Вспомним также, о чем разговаривали Онегин с Ленским:
Меж ими все рождало споры
И к размышлению влекло:
Племен минувших договоры,
Плоды наук, добро и зло,
И предрассудки вековые,
И гроба тайны роковые,
Судьба и жизнь в свою чреду,
Все подвергалось их суду.
Так, чуть иронично, писал Пушкин в 1828 г. о весьма причудливом переплетении тем в беседе своих героев — «плоды наук» и «тайны гроба роковые». Однако и сам он в 1817–1819 гг., испытывая влечение к вещам иррациональным, мог всерьез размышлять и рассуждать о них наряду с вопросами политическими и социальными.
Да и позднее мистическое восприятие судьбы оставалось характерным для него.
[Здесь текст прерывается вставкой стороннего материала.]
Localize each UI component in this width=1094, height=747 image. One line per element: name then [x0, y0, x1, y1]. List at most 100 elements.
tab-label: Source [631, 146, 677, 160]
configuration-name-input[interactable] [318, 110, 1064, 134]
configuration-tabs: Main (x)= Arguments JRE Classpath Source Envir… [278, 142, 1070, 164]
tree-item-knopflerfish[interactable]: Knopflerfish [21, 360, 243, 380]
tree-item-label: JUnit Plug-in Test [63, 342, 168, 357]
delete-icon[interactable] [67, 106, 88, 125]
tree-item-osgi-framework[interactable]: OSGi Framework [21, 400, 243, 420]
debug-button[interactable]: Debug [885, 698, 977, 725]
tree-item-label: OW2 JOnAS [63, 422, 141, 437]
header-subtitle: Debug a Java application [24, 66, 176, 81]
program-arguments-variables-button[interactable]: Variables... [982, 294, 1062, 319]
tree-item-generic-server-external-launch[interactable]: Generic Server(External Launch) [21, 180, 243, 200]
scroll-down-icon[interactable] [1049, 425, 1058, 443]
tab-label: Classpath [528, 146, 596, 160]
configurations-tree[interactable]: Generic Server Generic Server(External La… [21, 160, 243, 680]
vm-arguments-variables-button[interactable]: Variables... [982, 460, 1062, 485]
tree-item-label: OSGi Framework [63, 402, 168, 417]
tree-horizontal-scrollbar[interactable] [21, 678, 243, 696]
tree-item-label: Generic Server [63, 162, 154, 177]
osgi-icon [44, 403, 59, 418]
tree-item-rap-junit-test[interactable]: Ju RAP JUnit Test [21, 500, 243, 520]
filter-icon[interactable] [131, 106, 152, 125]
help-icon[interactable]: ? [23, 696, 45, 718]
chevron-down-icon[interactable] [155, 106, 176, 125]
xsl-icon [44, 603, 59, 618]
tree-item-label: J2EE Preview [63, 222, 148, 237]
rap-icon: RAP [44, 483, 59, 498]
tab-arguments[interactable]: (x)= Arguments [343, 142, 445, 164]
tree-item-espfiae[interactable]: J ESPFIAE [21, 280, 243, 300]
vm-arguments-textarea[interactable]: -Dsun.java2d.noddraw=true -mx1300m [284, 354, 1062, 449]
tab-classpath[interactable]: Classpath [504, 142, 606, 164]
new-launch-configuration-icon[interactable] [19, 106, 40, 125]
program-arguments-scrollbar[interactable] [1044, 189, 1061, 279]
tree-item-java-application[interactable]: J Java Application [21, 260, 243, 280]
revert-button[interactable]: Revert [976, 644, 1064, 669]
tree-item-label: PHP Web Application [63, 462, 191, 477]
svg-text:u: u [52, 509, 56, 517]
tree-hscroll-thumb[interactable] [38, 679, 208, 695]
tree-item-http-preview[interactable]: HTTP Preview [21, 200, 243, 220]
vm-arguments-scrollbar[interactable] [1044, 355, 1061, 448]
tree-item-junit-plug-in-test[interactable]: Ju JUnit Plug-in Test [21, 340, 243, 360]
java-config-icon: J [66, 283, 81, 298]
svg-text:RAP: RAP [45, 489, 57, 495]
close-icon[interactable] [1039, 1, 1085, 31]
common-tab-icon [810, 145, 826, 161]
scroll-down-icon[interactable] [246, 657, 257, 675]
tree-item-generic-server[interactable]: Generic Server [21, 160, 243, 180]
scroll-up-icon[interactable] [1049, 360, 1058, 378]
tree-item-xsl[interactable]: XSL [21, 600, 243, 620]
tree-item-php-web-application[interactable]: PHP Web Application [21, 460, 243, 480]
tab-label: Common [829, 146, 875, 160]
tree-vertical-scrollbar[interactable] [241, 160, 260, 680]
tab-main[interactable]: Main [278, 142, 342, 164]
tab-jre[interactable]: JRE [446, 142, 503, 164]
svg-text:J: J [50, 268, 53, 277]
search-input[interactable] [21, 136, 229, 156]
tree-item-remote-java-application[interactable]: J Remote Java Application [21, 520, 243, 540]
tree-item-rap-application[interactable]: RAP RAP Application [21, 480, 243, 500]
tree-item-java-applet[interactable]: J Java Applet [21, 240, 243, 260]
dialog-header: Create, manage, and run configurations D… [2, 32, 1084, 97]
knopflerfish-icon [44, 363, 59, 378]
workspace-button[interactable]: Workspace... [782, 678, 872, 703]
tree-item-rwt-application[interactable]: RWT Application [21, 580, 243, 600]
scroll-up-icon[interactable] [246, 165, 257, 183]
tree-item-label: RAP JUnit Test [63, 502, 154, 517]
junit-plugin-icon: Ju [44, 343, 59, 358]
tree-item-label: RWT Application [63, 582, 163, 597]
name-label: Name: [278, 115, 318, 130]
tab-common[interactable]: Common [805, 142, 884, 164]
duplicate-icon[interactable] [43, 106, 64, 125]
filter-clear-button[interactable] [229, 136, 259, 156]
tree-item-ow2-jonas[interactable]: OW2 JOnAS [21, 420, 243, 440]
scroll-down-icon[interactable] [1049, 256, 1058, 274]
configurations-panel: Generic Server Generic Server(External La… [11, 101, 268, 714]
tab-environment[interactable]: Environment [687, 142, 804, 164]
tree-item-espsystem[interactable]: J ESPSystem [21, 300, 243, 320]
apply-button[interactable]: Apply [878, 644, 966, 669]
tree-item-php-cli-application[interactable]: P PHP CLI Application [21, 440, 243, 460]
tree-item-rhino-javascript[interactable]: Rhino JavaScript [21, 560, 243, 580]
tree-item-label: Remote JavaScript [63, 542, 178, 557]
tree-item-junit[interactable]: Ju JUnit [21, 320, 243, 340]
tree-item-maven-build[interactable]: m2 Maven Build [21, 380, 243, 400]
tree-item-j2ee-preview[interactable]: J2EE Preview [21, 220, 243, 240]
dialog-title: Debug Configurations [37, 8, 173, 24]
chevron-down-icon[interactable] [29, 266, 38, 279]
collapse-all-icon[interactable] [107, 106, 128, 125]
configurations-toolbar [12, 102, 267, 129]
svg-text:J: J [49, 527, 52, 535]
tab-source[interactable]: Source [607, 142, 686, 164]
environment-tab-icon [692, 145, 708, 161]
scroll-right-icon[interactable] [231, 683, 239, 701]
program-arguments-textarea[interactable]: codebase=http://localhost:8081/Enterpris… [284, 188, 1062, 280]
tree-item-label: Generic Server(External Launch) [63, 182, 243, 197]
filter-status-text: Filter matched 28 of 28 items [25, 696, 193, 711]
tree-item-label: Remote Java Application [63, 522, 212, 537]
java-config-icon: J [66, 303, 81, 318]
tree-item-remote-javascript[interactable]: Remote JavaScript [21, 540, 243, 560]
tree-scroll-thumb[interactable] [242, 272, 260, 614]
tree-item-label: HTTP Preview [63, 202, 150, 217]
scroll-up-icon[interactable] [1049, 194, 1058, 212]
Эпизод с Кирхгоф имел продолжение. В бытность Пушкина в Одессе грек-предсказатель повторил предупреждение петербургской гадалки об опасности для него беловолосого человека[498]. В 1827 г. Пушкин живо помнил пророчество. Он написал тогда чрезвычайно злую эпиграмму на белокурого красавца А. Н. Муравьева, опубликованную в «Московском вестнике». Встретив редактора журнала М. П. Погодина вскоре после выхода номера в свет, Пушкин сказал ему: «А как бы нам не поплатиться за эпиграмму. — Почему? — Я имею предсказание, что должен умереть от белого человека или белой лошади»[499].
Надо думать, он помнил об этом и в 1822 г., когда писал «Песнь о Вещем Олеге», и зимой 1836–1837 гг.